Argentina vive atrapada en una tragicomedia sin final. La escenografía cambia, los actores se renuevan, pero en el camarín oscuro siguen los mismos titiriteros, jalando los hilos del poder con manos sucias y sonrisa cínica. Uno es conocido: Cristina Fernández de Kirchner, la arquitecta del resentimiento populista. El otro es más reciente, más opaco, pero no menos tóxico: Santiago Caputo, el maquiavelito libertario que susurra al oído presidencial como un Rasputín digital con ambiciones de operador celestial.

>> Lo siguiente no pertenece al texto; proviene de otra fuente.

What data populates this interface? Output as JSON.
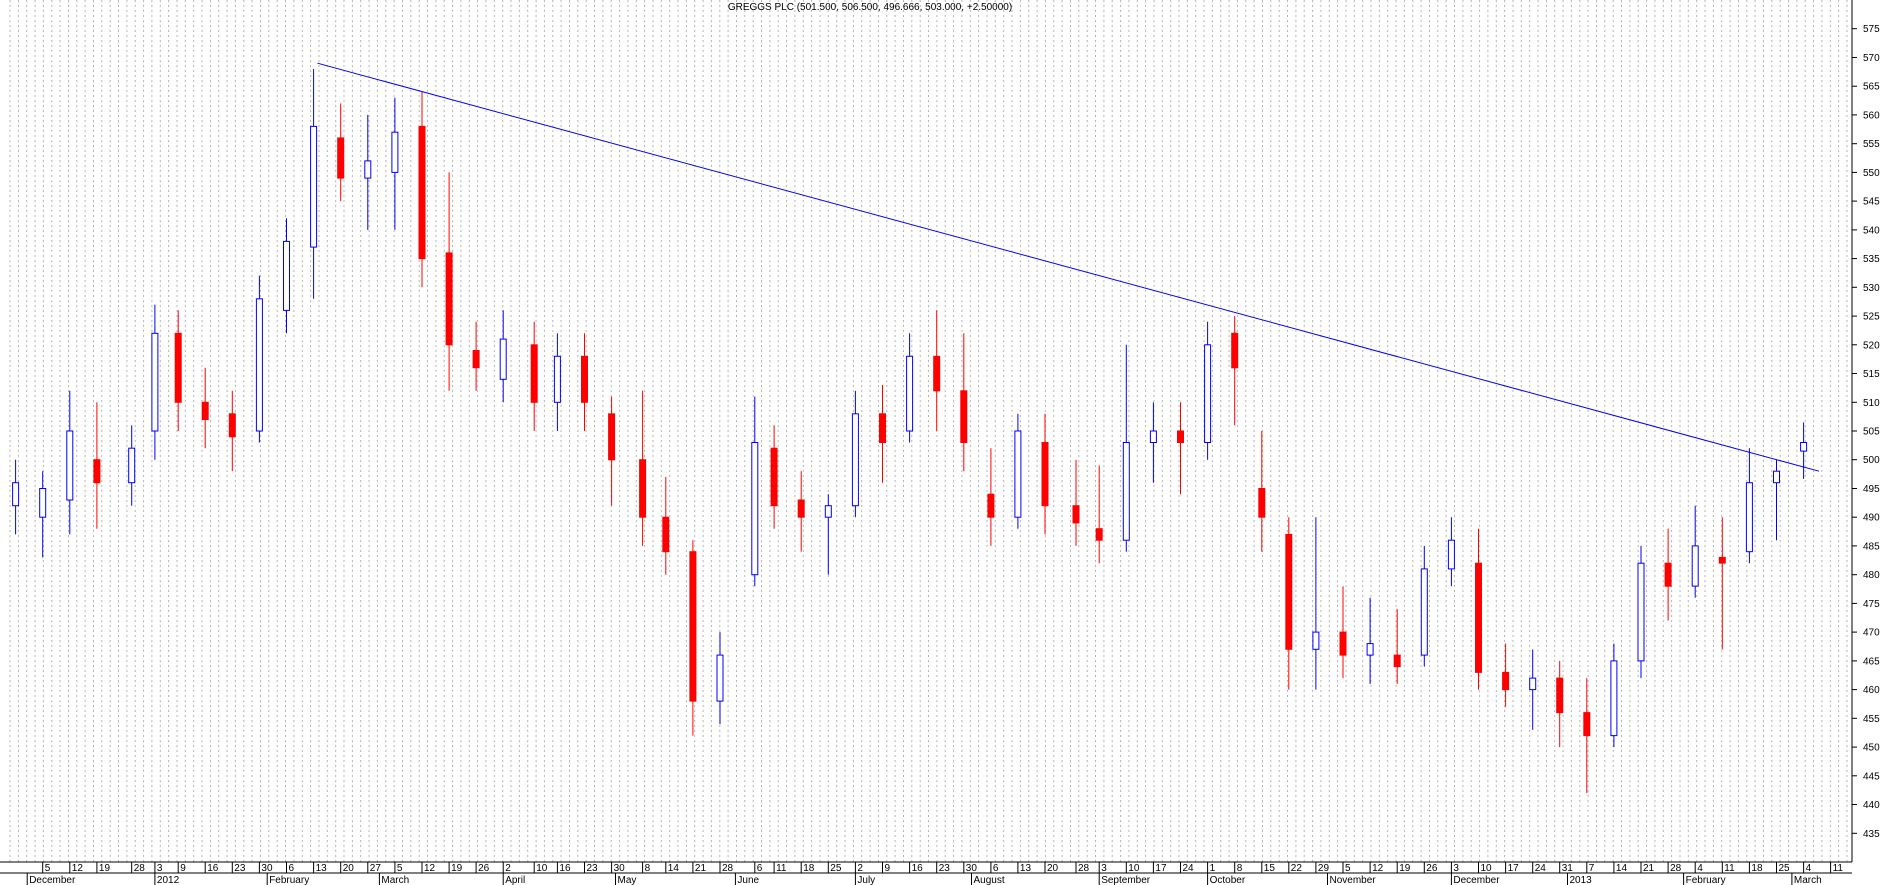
{
  "chart_data": {
    "type": "candlestick",
    "title": "GREGGS PLC (501.500, 506.500, 496.666, 503.000, +2.50000)",
    "ylim": [
      430,
      580
    ],
    "y_ticks": [
      435,
      440,
      445,
      450,
      455,
      460,
      465,
      470,
      475,
      480,
      485,
      490,
      495,
      500,
      505,
      510,
      515,
      520,
      525,
      530,
      535,
      540,
      545,
      550,
      555,
      560,
      565,
      570,
      575
    ],
    "grid": "vertical-dotted",
    "colors": {
      "up": "#0000ff",
      "down": "#ff0000",
      "trendline": "#0000ff",
      "grid": "#b4b4b4",
      "axis": "#000000"
    },
    "x_tick_labels": [
      {
        "label": "5",
        "date": "2011-12-05"
      },
      {
        "label": "12",
        "date": "2011-12-12"
      },
      {
        "label": "19",
        "date": "2011-12-19"
      },
      {
        "label": "28",
        "date": "2011-12-28"
      },
      {
        "label": "3",
        "date": "2012-01-03"
      },
      {
        "label": "9",
        "date": "2012-01-09"
      },
      {
        "label": "16",
        "date": "2012-01-16"
      },
      {
        "label": "23",
        "date": "2012-01-23"
      },
      {
        "label": "30",
        "date": "2012-01-30"
      },
      {
        "label": "6",
        "date": "2012-02-06"
      },
      {
        "label": "13",
        "date": "2012-02-13"
      },
      {
        "label": "20",
        "date": "2012-02-20"
      },
      {
        "label": "27",
        "date": "2012-02-27"
      },
      {
        "label": "5",
        "date": "2012-03-05"
      },
      {
        "label": "12",
        "date": "2012-03-12"
      },
      {
        "label": "19",
        "date": "2012-03-19"
      },
      {
        "label": "26",
        "date": "2012-03-26"
      },
      {
        "label": "2",
        "date": "2012-04-02"
      },
      {
        "label": "10",
        "date": "2012-04-10"
      },
      {
        "label": "16",
        "date": "2012-04-16"
      },
      {
        "label": "23",
        "date": "2012-04-23"
      },
      {
        "label": "30",
        "date": "2012-04-30"
      },
      {
        "label": "8",
        "date": "2012-05-08"
      },
      {
        "label": "14",
        "date": "2012-05-14"
      },
      {
        "label": "21",
        "date": "2012-05-21"
      },
      {
        "label": "28",
        "date": "2012-05-28"
      },
      {
        "label": "6",
        "date": "2012-06-06"
      },
      {
        "label": "11",
        "date": "2012-06-11"
      },
      {
        "label": "18",
        "date": "2012-06-18"
      },
      {
        "label": "25",
        "date": "2012-06-25"
      },
      {
        "label": "2",
        "date": "2012-07-02"
      },
      {
        "label": "9",
        "date": "2012-07-09"
      },
      {
        "label": "16",
        "date": "2012-07-16"
      },
      {
        "label": "23",
        "date": "2012-07-23"
      },
      {
        "label": "30",
        "date": "2012-07-30"
      },
      {
        "label": "6",
        "date": "2012-08-06"
      },
      {
        "label": "13",
        "date": "2012-08-13"
      },
      {
        "label": "20",
        "date": "2012-08-20"
      },
      {
        "label": "28",
        "date": "2012-08-28"
      },
      {
        "label": "3",
        "date": "2012-09-03"
      },
      {
        "label": "10",
        "date": "2012-09-10"
      },
      {
        "label": "17",
        "date": "2012-09-17"
      },
      {
        "label": "24",
        "date": "2012-09-24"
      },
      {
        "label": "1",
        "date": "2012-10-01"
      },
      {
        "label": "8",
        "date": "2012-10-08"
      },
      {
        "label": "15",
        "date": "2012-10-15"
      },
      {
        "label": "22",
        "date": "2012-10-22"
      },
      {
        "label": "29",
        "date": "2012-10-29"
      },
      {
        "label": "5",
        "date": "2012-11-05"
      },
      {
        "label": "12",
        "date": "2012-11-12"
      },
      {
        "label": "19",
        "date": "2012-11-19"
      },
      {
        "label": "26",
        "date": "2012-11-26"
      },
      {
        "label": "3",
        "date": "2012-12-03"
      },
      {
        "label": "10",
        "date": "2012-12-10"
      },
      {
        "label": "17",
        "date": "2012-12-17"
      },
      {
        "label": "24",
        "date": "2012-12-24"
      },
      {
        "label": "31",
        "date": "2012-12-31"
      },
      {
        "label": "7",
        "date": "2013-01-07"
      },
      {
        "label": "14",
        "date": "2013-01-14"
      },
      {
        "label": "21",
        "date": "2013-01-21"
      },
      {
        "label": "28",
        "date": "2013-01-28"
      },
      {
        "label": "4",
        "date": "2013-02-04"
      },
      {
        "label": "11",
        "date": "2013-02-11"
      },
      {
        "label": "18",
        "date": "2013-02-18"
      },
      {
        "label": "25",
        "date": "2013-02-25"
      },
      {
        "label": "4",
        "date": "2013-03-04"
      },
      {
        "label": "11",
        "date": "2013-03-11"
      }
    ],
    "x_period_labels": [
      {
        "label": "December",
        "date": "2011-12-01"
      },
      {
        "label": "2012",
        "date": "2012-01-03"
      },
      {
        "label": "February",
        "date": "2012-02-01"
      },
      {
        "label": "March",
        "date": "2012-03-01"
      },
      {
        "label": "April",
        "date": "2012-04-02"
      },
      {
        "label": "May",
        "date": "2012-05-01"
      },
      {
        "label": "June",
        "date": "2012-06-01"
      },
      {
        "label": "July",
        "date": "2012-07-02"
      },
      {
        "label": "August",
        "date": "2012-08-01"
      },
      {
        "label": "September",
        "date": "2012-09-03"
      },
      {
        "label": "October",
        "date": "2012-10-01"
      },
      {
        "label": "November",
        "date": "2012-11-01"
      },
      {
        "label": "December",
        "date": "2012-12-03"
      },
      {
        "label": "2013",
        "date": "2013-01-02"
      },
      {
        "label": "February",
        "date": "2013-02-01"
      },
      {
        "label": "March",
        "date": "2013-03-01"
      }
    ],
    "trendline": [
      {
        "date": "2012-02-14",
        "value": 569
      },
      {
        "date": "2013-03-08",
        "value": 498
      }
    ],
    "candles": [
      {
        "date": "2011-11-28",
        "open": 492,
        "high": 500,
        "low": 487,
        "close": 496
      },
      {
        "date": "2011-12-05",
        "open": 490,
        "high": 498,
        "low": 483,
        "close": 495
      },
      {
        "date": "2011-12-12",
        "open": 493,
        "high": 512,
        "low": 487,
        "close": 505
      },
      {
        "date": "2011-12-19",
        "open": 500,
        "high": 510,
        "low": 488,
        "close": 496
      },
      {
        "date": "2011-12-28",
        "open": 496,
        "high": 506,
        "low": 492,
        "close": 502
      },
      {
        "date": "2012-01-03",
        "open": 505,
        "high": 527,
        "low": 500,
        "close": 522
      },
      {
        "date": "2012-01-09",
        "open": 522,
        "high": 526,
        "low": 505,
        "close": 510
      },
      {
        "date": "2012-01-16",
        "open": 510,
        "high": 516,
        "low": 502,
        "close": 507
      },
      {
        "date": "2012-01-23",
        "open": 508,
        "high": 512,
        "low": 498,
        "close": 504
      },
      {
        "date": "2012-01-30",
        "open": 505,
        "high": 532,
        "low": 503,
        "close": 528
      },
      {
        "date": "2012-02-06",
        "open": 526,
        "high": 542,
        "low": 522,
        "close": 538
      },
      {
        "date": "2012-02-13",
        "open": 537,
        "high": 568,
        "low": 528,
        "close": 558
      },
      {
        "date": "2012-02-20",
        "open": 556,
        "high": 562,
        "low": 545,
        "close": 549
      },
      {
        "date": "2012-02-27",
        "open": 549,
        "high": 560,
        "low": 540,
        "close": 552
      },
      {
        "date": "2012-03-05",
        "open": 550,
        "high": 563,
        "low": 540,
        "close": 557
      },
      {
        "date": "2012-03-12",
        "open": 558,
        "high": 564,
        "low": 530,
        "close": 535
      },
      {
        "date": "2012-03-19",
        "open": 536,
        "high": 550,
        "low": 512,
        "close": 520
      },
      {
        "date": "2012-03-26",
        "open": 519,
        "high": 524,
        "low": 512,
        "close": 516
      },
      {
        "date": "2012-04-02",
        "open": 514,
        "high": 526,
        "low": 510,
        "close": 521
      },
      {
        "date": "2012-04-10",
        "open": 520,
        "high": 524,
        "low": 505,
        "close": 510
      },
      {
        "date": "2012-04-16",
        "open": 510,
        "high": 522,
        "low": 505,
        "close": 518
      },
      {
        "date": "2012-04-23",
        "open": 518,
        "high": 522,
        "low": 505,
        "close": 510
      },
      {
        "date": "2012-04-30",
        "open": 508,
        "high": 511,
        "low": 492,
        "close": 500
      },
      {
        "date": "2012-05-08",
        "open": 500,
        "high": 512,
        "low": 485,
        "close": 490
      },
      {
        "date": "2012-05-14",
        "open": 490,
        "high": 497,
        "low": 480,
        "close": 484
      },
      {
        "date": "2012-05-21",
        "open": 484,
        "high": 486,
        "low": 452,
        "close": 458
      },
      {
        "date": "2012-05-28",
        "open": 458,
        "high": 470,
        "low": 454,
        "close": 466
      },
      {
        "date": "2012-06-06",
        "open": 480,
        "high": 511,
        "low": 478,
        "close": 503
      },
      {
        "date": "2012-06-11",
        "open": 502,
        "high": 506,
        "low": 488,
        "close": 492
      },
      {
        "date": "2012-06-18",
        "open": 493,
        "high": 498,
        "low": 484,
        "close": 490
      },
      {
        "date": "2012-06-25",
        "open": 490,
        "high": 494,
        "low": 480,
        "close": 492
      },
      {
        "date": "2012-07-02",
        "open": 492,
        "high": 512,
        "low": 490,
        "close": 508
      },
      {
        "date": "2012-07-09",
        "open": 508,
        "high": 513,
        "low": 496,
        "close": 503
      },
      {
        "date": "2012-07-16",
        "open": 505,
        "high": 522,
        "low": 503,
        "close": 518
      },
      {
        "date": "2012-07-23",
        "open": 518,
        "high": 526,
        "low": 505,
        "close": 512
      },
      {
        "date": "2012-07-30",
        "open": 512,
        "high": 522,
        "low": 498,
        "close": 503
      },
      {
        "date": "2012-08-06",
        "open": 494,
        "high": 502,
        "low": 485,
        "close": 490
      },
      {
        "date": "2012-08-13",
        "open": 490,
        "high": 508,
        "low": 488,
        "close": 505
      },
      {
        "date": "2012-08-20",
        "open": 503,
        "high": 508,
        "low": 487,
        "close": 492
      },
      {
        "date": "2012-08-28",
        "open": 492,
        "high": 500,
        "low": 485,
        "close": 489
      },
      {
        "date": "2012-09-03",
        "open": 488,
        "high": 499,
        "low": 482,
        "close": 486
      },
      {
        "date": "2012-09-10",
        "open": 486,
        "high": 520,
        "low": 484,
        "close": 503
      },
      {
        "date": "2012-09-17",
        "open": 503,
        "high": 510,
        "low": 496,
        "close": 505
      },
      {
        "date": "2012-09-24",
        "open": 505,
        "high": 510,
        "low": 494,
        "close": 503
      },
      {
        "date": "2012-10-01",
        "open": 503,
        "high": 524,
        "low": 500,
        "close": 520
      },
      {
        "date": "2012-10-08",
        "open": 522,
        "high": 525,
        "low": 506,
        "close": 516
      },
      {
        "date": "2012-10-15",
        "open": 495,
        "high": 505,
        "low": 484,
        "close": 490
      },
      {
        "date": "2012-10-22",
        "open": 487,
        "high": 490,
        "low": 460,
        "close": 467
      },
      {
        "date": "2012-10-29",
        "open": 467,
        "high": 490,
        "low": 460,
        "close": 470
      },
      {
        "date": "2012-11-05",
        "open": 470,
        "high": 478,
        "low": 462,
        "close": 466
      },
      {
        "date": "2012-11-12",
        "open": 466,
        "high": 476,
        "low": 461,
        "close": 468
      },
      {
        "date": "2012-11-19",
        "open": 466,
        "high": 474,
        "low": 461,
        "close": 464
      },
      {
        "date": "2012-11-26",
        "open": 466,
        "high": 485,
        "low": 464,
        "close": 481
      },
      {
        "date": "2012-12-03",
        "open": 481,
        "high": 490,
        "low": 478,
        "close": 486
      },
      {
        "date": "2012-12-10",
        "open": 482,
        "high": 488,
        "low": 460,
        "close": 463
      },
      {
        "date": "2012-12-17",
        "open": 463,
        "high": 468,
        "low": 457,
        "close": 460
      },
      {
        "date": "2012-12-24",
        "open": 460,
        "high": 467,
        "low": 453,
        "close": 462
      },
      {
        "date": "2012-12-31",
        "open": 462,
        "high": 465,
        "low": 450,
        "close": 456
      },
      {
        "date": "2013-01-07",
        "open": 456,
        "high": 462,
        "low": 442,
        "close": 452
      },
      {
        "date": "2013-01-14",
        "open": 452,
        "high": 468,
        "low": 450,
        "close": 465
      },
      {
        "date": "2013-01-21",
        "open": 465,
        "high": 485,
        "low": 462,
        "close": 482
      },
      {
        "date": "2013-01-28",
        "open": 482,
        "high": 488,
        "low": 472,
        "close": 478
      },
      {
        "date": "2013-02-04",
        "open": 478,
        "high": 492,
        "low": 476,
        "close": 485
      },
      {
        "date": "2013-02-11",
        "open": 483,
        "high": 490,
        "low": 467,
        "close": 482
      },
      {
        "date": "2013-02-18",
        "open": 484,
        "high": 502,
        "low": 482,
        "close": 496
      },
      {
        "date": "2013-02-25",
        "open": 496,
        "high": 500,
        "low": 486,
        "close": 498
      },
      {
        "date": "2013-03-04",
        "open": 501.5,
        "high": 506.5,
        "low": 496.666,
        "close": 503
      }
    ]
  }
}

Cristina no es solo el pasado: es una presencia ominosa que sigue contaminando cada rincón de la política nacional. Se vendió como abanderada de los pobres mientras construía un imperio de hoteles y testaferros. Gobernó con el veneno del fanatismo y dejó un país quebrado, fragmentado, enfrentado. Su silencio actual no es humildad: es cálculo. Espera que el caos devore a los improvisados libertarios para volver, como siempre, a posar de salvadora entre las ruinas que ella misma ayudó a provocar.
Y ahora, en la otra esquina del ring, aparece Santiago Caputo, el mago sin rostro del “mileísmo”. Un publicista devenido en cerebro de la presidencia, que no fue elegido por nadie, pero maneja como titiritero la comunicación, la estrategia, los movimientos del show. Caputo es el tipo que cree que la política es una guerra de memes, que el país se gobierna con trolls y slogans, que los pobres son daños colaterales del relato.
Cristina y Caputo son dos caras del mismo cinismo. Ella disfrazó su ambición con un discurso de justicia social; él, con la pirotecnia anarcocapitalista. Los dos se alimentan del odio, la grieta, el delirio. Ninguno cree en la democracia real: solo en la manipulación.
A Cristina la conocemos: no tiene redención posible. A Caputo hay que desenmascararlo antes de que termine de destruir lo poco que queda en pie. Porque no hay nada más peligroso que un oportunista con poder… salvo un cínico con poder que diga que combate la Casta, cuando en realidad desde ayer y con su arreglo la protege.